The Council for Licensed Conveyancers (CLC) is set to apply to the Legal Services Board for the power to grant rights of audience and rights to conduct litigation to licensed conveyancers.
It is part of a package of measures aimed at putting the CLC in the position to apply to become an alternative business structures licensing authority.
Licensed conveyancers can already apply to the CLC for probate rights and can administer oaths, and a consultation paper issued by the CLC also suggests that the council should regulate licensed conveyancers in all legal services they provide. It suggests that standalone probate or litigation licences could be issued without the applicant necessarily being required to have a conveyancing licence.
This would also close up the potential regulatory loophole that allows licensed conveyancers to provide reserved legal services through practices which are regulated by the CLC, and other non-reserved legal services through separate practices which are not regulated. The CLC argues that there is a ‘significant risk that consumers will not understand fully the limitations of [the CLC’s current] regulatory reach. In the CLC’s view, this risks having a detrimental effect on the reputation of licensed conveyancers’.
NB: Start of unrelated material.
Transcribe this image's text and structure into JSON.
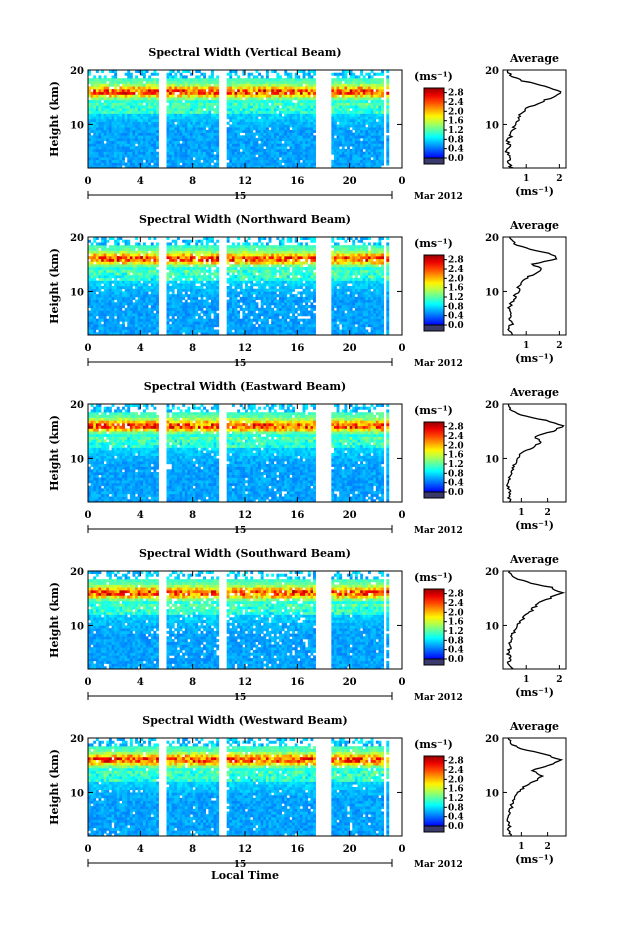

These reforms would give consumers more choice, reduced prices, better access to justice, improved consumer service, greater convenience and increased consumer confidence, the consultation paper says.
Litigation rights would not be granted automatically – licensed conveyancers would have to achieve the relevant standard, either through the CLC’s education and training requirement, or by recent and relevant prior learning. The standard licensed conveyancers would be expected to achieve would be equivalent to other authorised persons, and the CLC says it would have particular regard to the standards expected of solicitors and barristers.
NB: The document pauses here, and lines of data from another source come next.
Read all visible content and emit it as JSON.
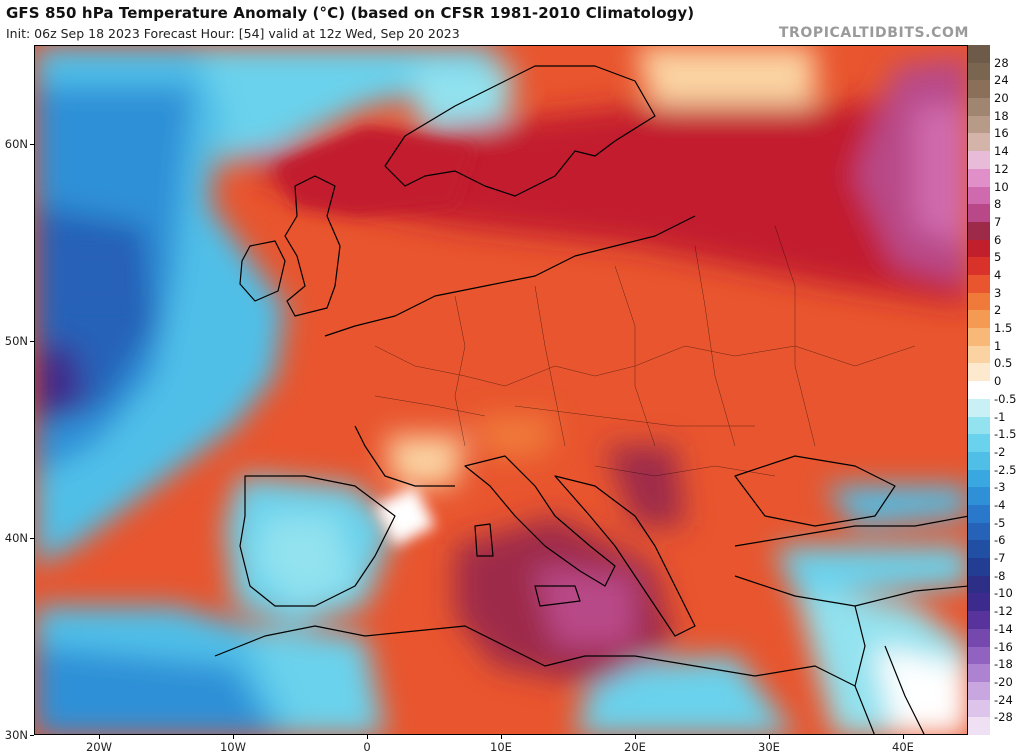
{
  "header": {
    "title": "GFS 850 hPa Temperature Anomaly (°C) (based on CFSR 1981-2010 Climatology)",
    "subtitle": "Init: 06z Sep 18 2023   Forecast Hour: [54]   valid at 12z Wed, Sep 20 2023",
    "brand": "TROPICALTIDBITS.COM"
  },
  "map": {
    "lat_labels": [
      "60N",
      "50N",
      "40N",
      "30N"
    ],
    "lon_labels": [
      "20W",
      "10W",
      "0",
      "10E",
      "20E",
      "30E",
      "40E"
    ]
  },
  "colorbar": {
    "labels": [
      "28",
      "24",
      "20",
      "18",
      "16",
      "14",
      "12",
      "10",
      "8",
      "7",
      "6",
      "5",
      "4",
      "3",
      "2",
      "1.5",
      "1",
      "0.5",
      "0",
      "-0.5",
      "-1",
      "-1.5",
      "-2",
      "-2.5",
      "-3",
      "-4",
      "-5",
      "-6",
      "-7",
      "-8",
      "-10",
      "-12",
      "-14",
      "-16",
      "-18",
      "-20",
      "-24",
      "-28"
    ],
    "colors": [
      "#7a6550",
      "#8c6f58",
      "#a08570",
      "#b89a88",
      "#d4b4a8",
      "#e8bcd8",
      "#e08fc8",
      "#d06aae",
      "#b84888",
      "#9e2a4a",
      "#c21f2d",
      "#d8322a",
      "#e8552e",
      "#f07a3a",
      "#f59a52",
      "#f8b877",
      "#fbd3a2",
      "#fde9cd",
      "#ffffff",
      "#c9f1f5",
      "#92e2ef",
      "#6ad2ec",
      "#4fbfe8",
      "#3aa8e0",
      "#2f90d7",
      "#2a78cc",
      "#2562b8",
      "#214fa4",
      "#223d92",
      "#2d2f86",
      "#3c2a8c",
      "#58339c",
      "#7548ae",
      "#9262c0",
      "#ad82d0",
      "#c8a6e0",
      "#dcc4ea",
      "#efe0f4"
    ]
  }
}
If consultees agree with the CLC’s approach, the council hopes to have the power to grant the new rights, regulate all of a licensed conveyancer’s work and become an ABS licensing authority all implemented by July 2011.
The CLC currently regulates around 1,000 licensed conveyancers and just under 200 practices. About 25% of these practices already have managers and/or owners who are not licensed conveyancers and not authorised persons as defined by the Legal Services Act 2007 (ie, other kinds of lawyer). This has been allowed since 2000.
The Institute of Legal Executives is also seeking probate and litigation rights for its members.